Künstler Evgeny Antufiev und Pfarrer Martin Rüsch
Kirche, Kunst, Natur
Ein riesiger Schmetterling ziert das Schiff der Zürcher Wasserkirche. Der 30-jährige sibirische Künstler Evgeny Antufiev hat diese Installation geschaffen; sie ist ein Teil seines Beitrags an der Biennale. Das Werk symbolisiert in seinen Worten «den Zusammenhang zwischen der Natur, der Kultur und der Spiritualität». Antufiev will an der Manifesta eine Art «Ewigen Garten» schaffen. Dieser Gedanke wiederum ist für Grossmünster-Pfarrer Martin Rüsch religiös kodiert: «Da finden Geschichtlichkeit oder Endlichkeit und Unendlichkeit zusammen.» Es entwickelte sich ein «spannendes, in verschiedene Richtungen wachsendes Zusammenspiel zwischen Künstler und Pfarrer», sagt Rüsch. Die Unterschiede zwischen der russisch-orthodoxen Glaubensrichtung und der zwinglianischen sind augenfällig: Sakrale Kultgegenstände wie Ikonen prägen das orthodoxe Interieur, da hat es für Gegenwartskunst keinen Platz. In protestantischen Gotteshäusern ist die zeitgenössische Kunst sehr wohl willkommen.
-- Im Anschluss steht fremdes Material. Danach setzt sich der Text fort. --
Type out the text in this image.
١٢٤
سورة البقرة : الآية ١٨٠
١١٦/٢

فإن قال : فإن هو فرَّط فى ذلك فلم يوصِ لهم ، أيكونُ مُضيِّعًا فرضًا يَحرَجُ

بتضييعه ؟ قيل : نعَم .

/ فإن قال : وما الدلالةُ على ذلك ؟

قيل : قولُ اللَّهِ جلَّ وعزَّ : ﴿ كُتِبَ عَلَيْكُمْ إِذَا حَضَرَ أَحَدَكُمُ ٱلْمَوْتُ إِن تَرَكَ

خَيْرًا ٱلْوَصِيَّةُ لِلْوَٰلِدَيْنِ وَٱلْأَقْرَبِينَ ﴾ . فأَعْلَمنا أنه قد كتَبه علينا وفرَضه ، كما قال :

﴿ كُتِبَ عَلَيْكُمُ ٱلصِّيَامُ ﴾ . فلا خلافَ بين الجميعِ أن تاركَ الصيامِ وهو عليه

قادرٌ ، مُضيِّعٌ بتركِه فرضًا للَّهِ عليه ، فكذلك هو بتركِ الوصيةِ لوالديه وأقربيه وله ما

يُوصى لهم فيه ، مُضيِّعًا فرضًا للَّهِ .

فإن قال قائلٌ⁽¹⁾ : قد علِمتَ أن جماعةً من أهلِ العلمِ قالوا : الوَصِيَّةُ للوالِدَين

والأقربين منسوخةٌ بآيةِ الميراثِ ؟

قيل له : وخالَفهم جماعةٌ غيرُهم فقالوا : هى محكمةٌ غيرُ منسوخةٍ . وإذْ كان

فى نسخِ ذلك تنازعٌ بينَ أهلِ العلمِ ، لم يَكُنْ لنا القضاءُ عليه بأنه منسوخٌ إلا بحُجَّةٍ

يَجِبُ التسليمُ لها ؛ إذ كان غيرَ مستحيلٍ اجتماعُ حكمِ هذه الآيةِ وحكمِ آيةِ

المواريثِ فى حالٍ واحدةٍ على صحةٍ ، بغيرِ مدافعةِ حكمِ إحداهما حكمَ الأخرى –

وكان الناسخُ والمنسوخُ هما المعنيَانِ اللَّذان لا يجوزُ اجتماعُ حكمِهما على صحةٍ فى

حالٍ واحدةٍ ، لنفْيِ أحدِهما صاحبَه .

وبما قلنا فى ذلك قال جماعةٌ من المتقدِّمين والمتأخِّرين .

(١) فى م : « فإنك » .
Installationskünstler Guillaume Bijl und Hundecoiffeuse Jacqueline Meier
Gefälschte Realität
Ein Kläffen ertönt beim Eintreten in den Hundesalon «Dolly». Jacqueline Meier beruhigt den Chihuahua und lädt inmitten von Hundebildern, -leinen und -halsbändern zum Kaffee. Die Hundecoiffeuse und -hortleiterin pflegt hier ihre Vierbeiner. Nun hält die Kunst Einzug. Der belgische Künstler Guillaume Bijl hat Meier für sein Projekt an der Manifesta 11 ausgesucht. Ihr Schaufenster mit dem Jack Russell und dem Grammophon sei Installationskunst, hat er ihr beim ersten Treffen gesagt. Derselbe Hund, inspiriert vom Logo des Musiklabels «His Master’s Voice», kommt in seinem eigenen Werk vor. Seit den 70ern arbeitet Bijl an der Serie «Transformations-Installationen», in der er Wirklichkeiten konstruiert. Indem er die Realität ironisch fälscht, will er sich kritisch mit dem Kulturtourismus auseinandersetzen. In einem Manifest hat er zur Abschaffung der Kunst-Institutionen aufgerufen und in deren Räume «gesellschaftsrelevante Angebote» eingerichtet – von der Fahrschule über den Supermarkt bis zum Atombunker. Für die Manifesta 11 entwickelt er die Idee weiter und gestaltet in der Galerie Grieder Contemporary einen Hundesalon nach dem Vorbild von «Dolly». Eine enge Zusammenarbeit habe aber nicht stattgefunden, sagt Meier. Sie hat eine Einrichtungs-Liste für den von der Biennale oder Documenta bekannten Bijl zusammengestellt. «Ich lasse mich überraschen, was er daraus macht.» Dazwischen wird sie selbst in der Galerie für Interaktion sorgen. Die Idee, den Hunden der Ausstellungsbesucher eine neue Frisur zu verpassen, war ihr aber zu heikel. «Im hektischen Ambiente werden die Tiere nervös.» Nun wird sie in der Galerie zu bestimmten Zeiten ihr bereits bekannte Hunde frisieren. Mit der Kunstszene hat sie nicht viel am Hut, aber sie lässt sich gerne auf Experimente ein. «Zwischen dem leicht verschrobenen 70-jährigen Künstler und mir liegen Welten», sagt die 49-Jährige. «Man kann es aber weiterspinnen: Aus einem Filzhaufen einen gepflegten Hund zu modellieren, ist auch eine Art Kunst.»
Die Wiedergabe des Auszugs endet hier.